Yep. We have a couple Sherwin Williams books and some from other paint vendors as well. But the physical Pantone swatch books cost quite a bit, like around $200 for a pair of coated and uncoated spot color books. They're technically supposed to be replaced every year. But at that price it's just best to take care of them and keep them out of the light when not in use. We have them on hand for customers to use in comparing the chips to stock vinyl colors, paint chips from other color systems. And they're handy for us to see how close our printers are mimicking a spot color value.
JBurton said:
Any word if corel is going to keep these in on their own dime or start a secondary subscription as well?
There's no telling. I don't know what Adobe, Corel and others have been paying to include electronic versions of Pantone swatch libraries in their applications.
Or if they've had to pay anything at all.
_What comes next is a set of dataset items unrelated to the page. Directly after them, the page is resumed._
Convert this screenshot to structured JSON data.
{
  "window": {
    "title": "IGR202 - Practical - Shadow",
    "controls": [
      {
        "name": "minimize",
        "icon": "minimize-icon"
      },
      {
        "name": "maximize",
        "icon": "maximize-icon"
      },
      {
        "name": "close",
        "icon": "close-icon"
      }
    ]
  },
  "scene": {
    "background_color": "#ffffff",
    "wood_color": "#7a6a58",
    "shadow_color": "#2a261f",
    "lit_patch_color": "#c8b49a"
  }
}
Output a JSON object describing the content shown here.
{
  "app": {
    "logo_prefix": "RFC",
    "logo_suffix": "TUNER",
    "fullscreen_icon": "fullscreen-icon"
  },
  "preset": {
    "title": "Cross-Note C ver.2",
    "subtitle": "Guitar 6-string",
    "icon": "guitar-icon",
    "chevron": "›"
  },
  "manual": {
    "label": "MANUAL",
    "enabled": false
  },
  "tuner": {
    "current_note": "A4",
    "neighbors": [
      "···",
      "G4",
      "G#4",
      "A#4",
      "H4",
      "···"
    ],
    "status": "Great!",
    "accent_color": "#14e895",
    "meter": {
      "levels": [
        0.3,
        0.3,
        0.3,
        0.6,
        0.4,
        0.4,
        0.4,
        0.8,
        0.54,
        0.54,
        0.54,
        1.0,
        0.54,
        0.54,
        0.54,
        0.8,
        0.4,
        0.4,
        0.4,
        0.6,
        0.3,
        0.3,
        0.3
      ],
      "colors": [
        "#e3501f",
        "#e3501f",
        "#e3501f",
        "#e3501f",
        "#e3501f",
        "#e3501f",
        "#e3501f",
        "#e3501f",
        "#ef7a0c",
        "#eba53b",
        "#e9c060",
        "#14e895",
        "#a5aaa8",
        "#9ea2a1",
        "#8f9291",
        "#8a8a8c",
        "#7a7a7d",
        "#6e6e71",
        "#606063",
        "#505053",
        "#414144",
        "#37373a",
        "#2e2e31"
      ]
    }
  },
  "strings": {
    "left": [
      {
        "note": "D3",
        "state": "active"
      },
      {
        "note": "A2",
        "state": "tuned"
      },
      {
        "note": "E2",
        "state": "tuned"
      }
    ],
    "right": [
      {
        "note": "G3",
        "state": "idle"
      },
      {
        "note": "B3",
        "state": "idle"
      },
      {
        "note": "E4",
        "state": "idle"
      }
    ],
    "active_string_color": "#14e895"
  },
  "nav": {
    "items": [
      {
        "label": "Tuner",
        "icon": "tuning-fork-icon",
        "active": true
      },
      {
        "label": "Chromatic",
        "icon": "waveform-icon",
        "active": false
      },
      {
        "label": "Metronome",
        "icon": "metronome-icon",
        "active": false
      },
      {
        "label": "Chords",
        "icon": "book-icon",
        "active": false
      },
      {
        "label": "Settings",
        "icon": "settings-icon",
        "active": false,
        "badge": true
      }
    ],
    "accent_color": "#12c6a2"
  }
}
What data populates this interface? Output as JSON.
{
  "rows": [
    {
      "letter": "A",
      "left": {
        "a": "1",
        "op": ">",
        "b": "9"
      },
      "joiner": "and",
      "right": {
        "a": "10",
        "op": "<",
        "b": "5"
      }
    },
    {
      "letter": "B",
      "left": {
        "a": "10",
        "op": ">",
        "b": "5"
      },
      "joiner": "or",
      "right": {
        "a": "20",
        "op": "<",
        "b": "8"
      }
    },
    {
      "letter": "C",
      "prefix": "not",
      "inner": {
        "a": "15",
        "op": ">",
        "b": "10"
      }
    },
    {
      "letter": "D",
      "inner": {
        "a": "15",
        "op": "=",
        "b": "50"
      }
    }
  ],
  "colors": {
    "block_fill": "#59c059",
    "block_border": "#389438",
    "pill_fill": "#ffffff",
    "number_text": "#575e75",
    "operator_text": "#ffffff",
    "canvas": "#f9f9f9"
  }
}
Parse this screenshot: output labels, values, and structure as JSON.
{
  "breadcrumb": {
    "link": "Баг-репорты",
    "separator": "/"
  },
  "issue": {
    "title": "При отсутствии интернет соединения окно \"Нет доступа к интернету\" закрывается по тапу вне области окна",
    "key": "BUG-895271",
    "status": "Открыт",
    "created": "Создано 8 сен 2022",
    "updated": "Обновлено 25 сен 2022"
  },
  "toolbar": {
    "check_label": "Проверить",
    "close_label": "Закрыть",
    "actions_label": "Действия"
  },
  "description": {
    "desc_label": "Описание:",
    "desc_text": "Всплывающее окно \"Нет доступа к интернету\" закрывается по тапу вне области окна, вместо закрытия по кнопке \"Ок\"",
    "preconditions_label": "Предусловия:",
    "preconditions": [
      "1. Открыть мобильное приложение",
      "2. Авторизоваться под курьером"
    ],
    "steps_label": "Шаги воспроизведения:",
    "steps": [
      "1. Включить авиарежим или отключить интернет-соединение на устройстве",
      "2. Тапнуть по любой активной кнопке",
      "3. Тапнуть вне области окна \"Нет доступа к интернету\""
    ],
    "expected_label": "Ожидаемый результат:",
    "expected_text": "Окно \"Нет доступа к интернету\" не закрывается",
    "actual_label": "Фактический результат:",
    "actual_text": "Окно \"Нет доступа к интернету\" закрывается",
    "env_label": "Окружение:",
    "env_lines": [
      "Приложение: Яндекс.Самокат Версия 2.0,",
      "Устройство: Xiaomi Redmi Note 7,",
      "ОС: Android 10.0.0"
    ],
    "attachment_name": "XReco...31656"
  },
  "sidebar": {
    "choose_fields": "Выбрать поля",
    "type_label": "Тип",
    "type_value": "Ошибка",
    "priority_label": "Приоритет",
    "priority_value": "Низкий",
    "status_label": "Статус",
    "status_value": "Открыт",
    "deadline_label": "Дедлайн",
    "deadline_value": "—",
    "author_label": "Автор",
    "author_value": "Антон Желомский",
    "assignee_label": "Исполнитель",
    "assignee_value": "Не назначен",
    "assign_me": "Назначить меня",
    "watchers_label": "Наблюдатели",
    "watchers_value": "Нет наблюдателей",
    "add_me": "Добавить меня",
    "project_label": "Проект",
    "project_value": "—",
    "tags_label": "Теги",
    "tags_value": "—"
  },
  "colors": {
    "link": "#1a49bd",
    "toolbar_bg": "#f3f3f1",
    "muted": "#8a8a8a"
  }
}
It seems pretty clear X-Rite (the owners of Pantone) want more money than whatever they were getting paid from Adobe previously. So I guess Adobe is just going to remove the swatch books. It wouldn't surprise me if Corel chose to do the same thing.
I think it's clear what's going on. X-Rite is trying to
generate revenue by trying to squeeze people they think they can squeeze. The prices of the physical Pantone color swatch books are already expensive on their own. But X-Rite wants people to
sign up for a $60 per year subscription per
computer to be able to use Pantone spot colors and do conversions in RGB, Hex, CMYK and CIELAB from them. Right now it doesn't cost anything extra. You can do that within CorelDRAW or Illustrator right now for free.
The move may very well backfire on X-Rite. Pantone is not the only color library vendor out there. There are several others. Plus, so many people design stuff in RGB regardless of knowing its limitations with print output. I the Pantone issue will make the RGB trend grow even worse.